Постижением желанного идеала обусловлено жизнеутверждающее звучание «Бури», где прекрасными предстают и бушующее море, и небо, озаряемое вспышками молний, и самая буря, но прекраснее всего – «дева на скале».

Как это отличается от романтических устремлений младшего современника Пушкина! Вспомним стихи из «Паруса» восемнадцатилетнего Лермонтова:

      Под ним струя светлей лазури,
      Над ним луч солнца золотой…
      А он, мятежный, просит бури,
      Как будто в бурях есть покой!

Гений Лермонтова «ищет бури», она для него превыше всего, в то время как для Пушкина превыше всего «дева на скале» над бушующим бурным морем!

Недаром Лермонтов, по утверждению Вячеслава Иванова, «единственный настоящий романтик среди великих русских писателей и поэтов прошлого (ХIХ. – В.Е.) века; этим он отличается от того, кого чтил “своим высшим солнцем и движущей силой”, от Пушкина, хотя всю жизнь и оставался его учеником <…> не дошедшим, однако, по крайней мере в лирических произведениях, до гармонии и совершенства творений учителя».[13]

 

ПРИМЕЧАНИЯ

[1] Строганов М.В. Стихотворение Пушкина «Буря». Проблема комментария // «Пушкин и его современники», вып. 3 (42). С-Пбг.: «Академический проект», 2002, с.291. Автор считает, что в основе «Бури» - античный миф об Ифигении, но к сожалению, его рассуждения никак не связываются с текстом стихотворения.

[2] Томашевский Б.В. Поэтическое наследие Пушкина // Томашевский Б.В. «Пушкин: Работы разных лет», М.: 1990, с.223.
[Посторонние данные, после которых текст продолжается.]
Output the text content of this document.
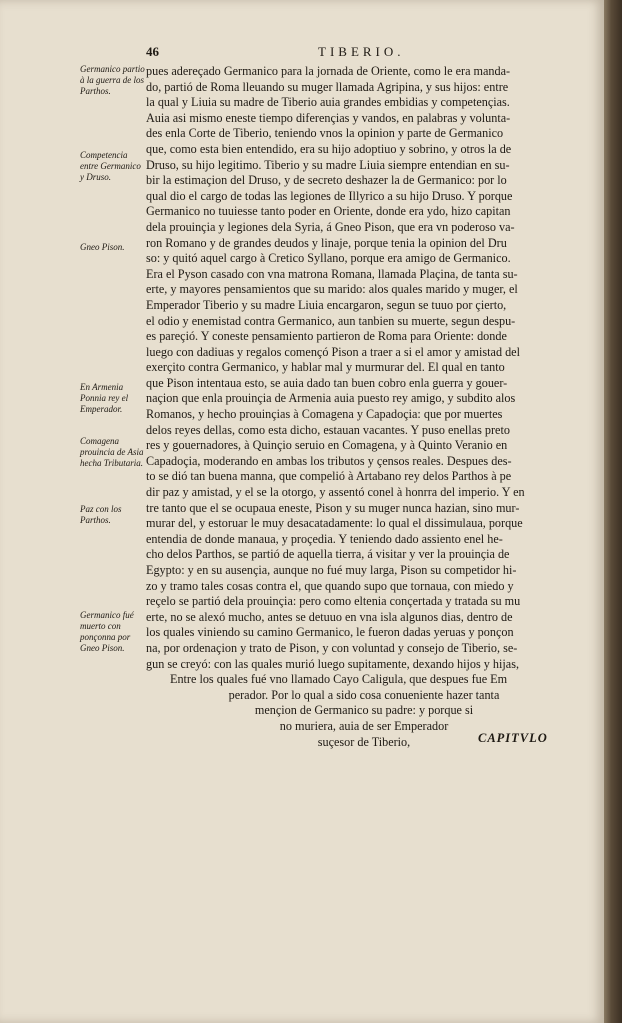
46	TIBERIO.
Germanico partio à la guerra de los Parthos.
Competencia entre Germanico y Druso.
Gneo Pison.
En Armenia Ponnia rey el Emperador.
Comagena prouincia de Asia hecha Tributaria.
Paz con los Parthos.
Germanico fué muerto con ponçonna por Gneo Pison.
pues adereçado Germanico para la jornada de Oriente, como le era manda-
do, partió de Roma lleuando su muger llamada Agripina, y sus hijos: entre
la qual y Liuia su madre de Tiberio auia grandes embidias y competençias.
Auia asi mismo eneste tiempo diferençias y vandos, en palabras y volunta-
des enla Corte de Tiberio, teniendo vnos la opinion y parte de Germanico
que, como esta bien entendido, era su hijo adoptiuo y sobrino, y otros la de
Druso, su hijo legitimo. Tiberio y su madre Liuia siempre entendian en su-
bir la estimaçion del Druso, y de secreto deshazer la de Germanico: por lo
qual dio el cargo de todas las legiones de Illyrico a su hijo Druso. Y porque
Germanico no tuuiesse tanto poder en Oriente, donde era ydo, hizo capitan
dela prouinçia y legiones dela Syria, á Gneo Pison, que era vn poderoso va-
ron Romano y de grandes deudos y linaje, porque tenia la opinion del Dru
so: y quitó aquel cargo à Cretico Syllano, porque era amigo de Germanico.
Era el Pyson casado con vna matrona Romana, llamada Plaçina, de tanta su-
erte, y mayores pensamientos que su marido: alos quales marido y muger, el
Emperador Tiberio y su madre Liuia encargaron, segun se tuuo por çierto,
el odio y enemistad contra Germanico, aun tanbien su muerte, segun despu-
es pareçió. Y coneste pensamiento partieron de Roma para Oriente: donde
luego con dadiuas y regalos començó Pison a traer a si el amor y amistad del
exerçito contra Germanico, y hablar mal y murmurar del. El qual en tanto
que Pison intentaua esto, se auia dado tan buen cobro enla guerra y gouer-
naçion que enla prouinçia de Armenia auia puesto rey amigo, y subdito alos
Romanos, y hecho prouinçias à Comagena y Capadoçia: que por muertes
delos reyes dellas, como esta dicho, estauan vacantes. Y puso enellas preto
res y gouernadores, à Quinçio seruio en Comagena, y à Quinto Veranio en
Capadoçia, moderando en ambas los tributos y çensos reales. Despues des-
to se dió tan buena manna, que compelió à Artabano rey delos Parthos à pe
dir paz y amistad, y el se la otorgo, y assentó conel à honrra del imperio. Y en
tre tanto que el se ocupaua eneste, Pison y su muger nunca hazian, sino mur-
murar del, y estoruar le muy desacatadamente: lo qual el dissimulaua, porque
entendia de donde manaua, y proçedia. Y teniendo dado assiento enel he-
cho delos Parthos, se partió de aquella tierra, á visitar y ver la prouinçia de
Egypto: y en su ausençia, aunque no fué muy larga, Pison su competidor hi-
zo y tramo tales cosas contra el, que quando supo que tornaua, con miedo y
reçelo se partió dela prouinçia: pero como eltenia conçertada y tratada su mu
erte, no se alexó mucho, antes se detuuo en vna isla algunos dias, dentro de
los quales viniendo su camino Germanico, le fueron dadas yeruas y ponçon
na, por ordenaçion y trato de Pison, y con voluntad y consejo de Tiberio, se-
gun se creyó: con las quales murió luego supitamente, dexando hijos y hijas,
Entre los quales fué vno llamado Cayo Caligula, que despues fue Em
perador. Por lo qual a sido cosa conueniente hazer tanta
mençion de Germanico su padre: y porque si
no muriera, auia de ser Emperador
suçesor de Tiberio,	CAPITVLO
[3] Петрунина Н.Н. «Полководец» // «Стихотворения Пушкина 1820-1830-х годов», Л.: 1974, с.287. Петрунина имеет здесь в виду стихотворения «Зимний вечер», «Зимнее утро», «Бесы», повесть «Метель».

[4] Мифы народов мира. Энциклопедия: в 2-х тт., т.1, М.: 1991, с.82.

[5] Хлодовский Р.И. От редактора // Лудовико Ариосто «Неистовый Роланд. Песни I - ХХV», М.: 1993, с.6.

[6] Там же, с.5.

[7] В. Казарин. Из истории написания Пушкиным стихотворения “Буря” // «После юбилея. Иерусалим: 2000, с.98.

[8] Франк С.Л. Религиозность Пушкина // «Пушкин в русской философской критике», М.: 1990, с.391.

[9] Иванов Вячеслав. Два маяка // Иванов Вячеслав «Лики и личины России. Эстетика и литературная теория», М.: 1995, с.230.

[10] Сурат И. «Жил на свете рыцарь бедный…», М.: 1990, с.100-101.

[11] Иванов Вячеслав. Два маяка, с.228.

[12] Осповат Лев. Дальняя подруга. Пушкинский миф о безыменной любви в творческом истолковании Тынянова-Эйзенштейна // «Киноведческие записки», М.: 1999, с.91.

[13] Иванов Вячеслав. Lermontov – Лермонтов // Иванов Вячеслав «Лики и личины России. Эстетика и литературная теория», с.249.